The parties were married in London, Ontario on October 19, 2012 after having met in person for the first time on October 15, 2012. The marriage was witnessed by a couple who were friends of the Applicant. By October 24, 2012, the husband had returned to the United Arab Emirates. The parties visited each other on two other separate occasions, from December 14, 2012 to December 26, 2012, and from March 18, 2013 to March 26, 2013. Thereafter, the parties separated in or about June 6, 2013, according to the wife. However, soon after separation, the Applicant became aware, and received confirmation thereafter, that the person who performed the marriage ceremony was not authorized to do so under the Marriage Act.

Analysis

Section 31 of the Marriage Act provides:

If the parties to a marriage solemnized in good faith and intended to be in compliance with this Act are not under a legal disqualification to contract such marriage and after such solemnization have lived together and cohabited as a married couple, such marriage shall be deemed a valid marriage, although the person who solemnized the marriage was not authorized to solemnize marriage, and despite the absence of or any irregularity or insufficiency in the publication of banns of the issue of the licence.

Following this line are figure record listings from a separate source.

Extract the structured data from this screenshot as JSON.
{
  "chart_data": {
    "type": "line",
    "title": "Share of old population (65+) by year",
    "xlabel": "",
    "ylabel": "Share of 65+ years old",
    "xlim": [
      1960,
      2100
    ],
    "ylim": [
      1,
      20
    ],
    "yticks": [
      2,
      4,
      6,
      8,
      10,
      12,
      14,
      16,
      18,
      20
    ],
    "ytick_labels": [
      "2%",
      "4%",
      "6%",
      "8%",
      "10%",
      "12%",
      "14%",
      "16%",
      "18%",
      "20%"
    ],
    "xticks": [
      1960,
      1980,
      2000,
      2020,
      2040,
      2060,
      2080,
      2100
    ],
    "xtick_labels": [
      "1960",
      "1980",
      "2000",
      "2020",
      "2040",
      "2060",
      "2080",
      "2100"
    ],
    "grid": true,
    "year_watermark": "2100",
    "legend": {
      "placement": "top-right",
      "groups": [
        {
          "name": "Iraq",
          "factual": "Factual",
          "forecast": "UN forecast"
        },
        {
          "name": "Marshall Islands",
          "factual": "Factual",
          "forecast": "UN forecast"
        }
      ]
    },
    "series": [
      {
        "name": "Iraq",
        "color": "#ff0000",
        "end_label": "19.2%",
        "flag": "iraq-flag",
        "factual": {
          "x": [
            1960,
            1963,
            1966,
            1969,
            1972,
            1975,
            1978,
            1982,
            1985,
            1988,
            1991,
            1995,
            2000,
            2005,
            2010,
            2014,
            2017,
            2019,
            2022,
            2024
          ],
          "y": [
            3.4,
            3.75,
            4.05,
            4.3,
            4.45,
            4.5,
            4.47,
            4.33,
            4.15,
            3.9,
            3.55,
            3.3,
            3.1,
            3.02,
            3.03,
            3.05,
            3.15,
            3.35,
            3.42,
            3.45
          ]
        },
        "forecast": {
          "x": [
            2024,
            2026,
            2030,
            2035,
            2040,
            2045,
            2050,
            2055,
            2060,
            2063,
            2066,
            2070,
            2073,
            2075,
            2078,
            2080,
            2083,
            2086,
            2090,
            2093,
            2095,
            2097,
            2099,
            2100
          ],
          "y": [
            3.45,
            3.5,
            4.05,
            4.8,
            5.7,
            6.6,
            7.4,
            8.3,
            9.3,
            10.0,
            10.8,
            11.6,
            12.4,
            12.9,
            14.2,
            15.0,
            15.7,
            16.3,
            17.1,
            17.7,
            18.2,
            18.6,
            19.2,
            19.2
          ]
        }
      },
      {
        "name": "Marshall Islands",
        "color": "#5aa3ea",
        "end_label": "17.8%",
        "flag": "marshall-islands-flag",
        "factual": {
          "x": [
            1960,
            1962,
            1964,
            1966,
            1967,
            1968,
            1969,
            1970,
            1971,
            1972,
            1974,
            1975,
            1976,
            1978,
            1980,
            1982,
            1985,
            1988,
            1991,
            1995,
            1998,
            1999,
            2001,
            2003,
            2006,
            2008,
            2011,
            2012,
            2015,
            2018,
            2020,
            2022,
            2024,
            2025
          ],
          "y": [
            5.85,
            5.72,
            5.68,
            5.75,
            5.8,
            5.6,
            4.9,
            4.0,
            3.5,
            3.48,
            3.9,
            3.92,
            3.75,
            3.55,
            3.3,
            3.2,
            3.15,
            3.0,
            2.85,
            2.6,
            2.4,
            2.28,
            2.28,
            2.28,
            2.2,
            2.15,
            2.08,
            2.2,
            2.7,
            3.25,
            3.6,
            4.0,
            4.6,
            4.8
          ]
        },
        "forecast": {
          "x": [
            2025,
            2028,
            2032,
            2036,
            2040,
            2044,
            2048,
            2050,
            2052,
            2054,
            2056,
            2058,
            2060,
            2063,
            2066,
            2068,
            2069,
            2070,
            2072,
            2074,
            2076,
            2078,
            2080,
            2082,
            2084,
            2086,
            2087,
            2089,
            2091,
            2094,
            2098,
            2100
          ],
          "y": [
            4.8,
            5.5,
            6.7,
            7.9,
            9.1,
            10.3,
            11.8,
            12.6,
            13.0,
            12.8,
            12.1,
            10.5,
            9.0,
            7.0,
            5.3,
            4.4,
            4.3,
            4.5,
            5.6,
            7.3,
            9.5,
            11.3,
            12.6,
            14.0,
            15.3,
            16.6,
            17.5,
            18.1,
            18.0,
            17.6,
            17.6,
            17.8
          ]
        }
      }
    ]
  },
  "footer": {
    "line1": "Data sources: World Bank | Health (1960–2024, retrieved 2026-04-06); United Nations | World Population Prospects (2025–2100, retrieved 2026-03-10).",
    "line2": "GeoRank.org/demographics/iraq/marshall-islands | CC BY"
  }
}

The Court then cited Isse v Said, 2012 ONSC 1829, which provided four necessary elements for section 31 of the Marriage Act to apply. The four necessary elements as provided by the Court in Isse v Said were:

  1. The marriage must have been solemnized in good faith;
  2. The marriage must have been intended to be in compliance with the Marriage Act;
  3. Neither party was under a legal disqualification to contract marriage; and
  4. The parties must have lived together and cohabited as a married couple after solemnization.

The Court found that this case hinged on the fourth element, whether the parties lived together and cohabited as a married couple after solemnization, as “the evidence in the present case establishes compliance with the first three elements” (paragraph 34).

In Upadyhaha v Sehgal, [2000] OJ No 3508 (Ont. SCJ), MacKenzie J. provided an analysis of the fourth required element under section 31 of the Marriage Act at paragraph 30:

I acknowledge that there may be in law a “living together” and “cohabitation as man and wife” between the parties where they are prevented from living together in the sense of following the ordinary routines of domestic life under the same roof and household due to reasons beyond their respective controls. There comes to mind examples such as military hostilities and prolonged illness. Whatever the reason or motive of these two parties…I am unable to find as a fact that there was a living together and cohabitation as contemplated by section 31 of the Act.

The Court in this case held that in order “to find whether this element is satisfied, it is necessary to examine the conduct of the parties in context of any unique facts relevant to each case” (paragraph 40). The Court considered that the parties considered themselves to be married, lived together as a married couple for three distinct periods of time, planned to have a child, and that there were practical limitations, including visitor visa requirements, which prevent the parties from moving into together (paragraphs 42-45).

Based on the above facts, the Court found that “the parties did live together and cohabit as a married couple subsequent to their marriage within the meaning of s. 31 of the Marriage Act” (paragraph 46). As such, the Court dismissed the application and found that the “curative provisions contained in s. 31 of the Marriage Act apply and that the marriage between the Applicant and the Respondent is a valid marriage” (paragraph 51).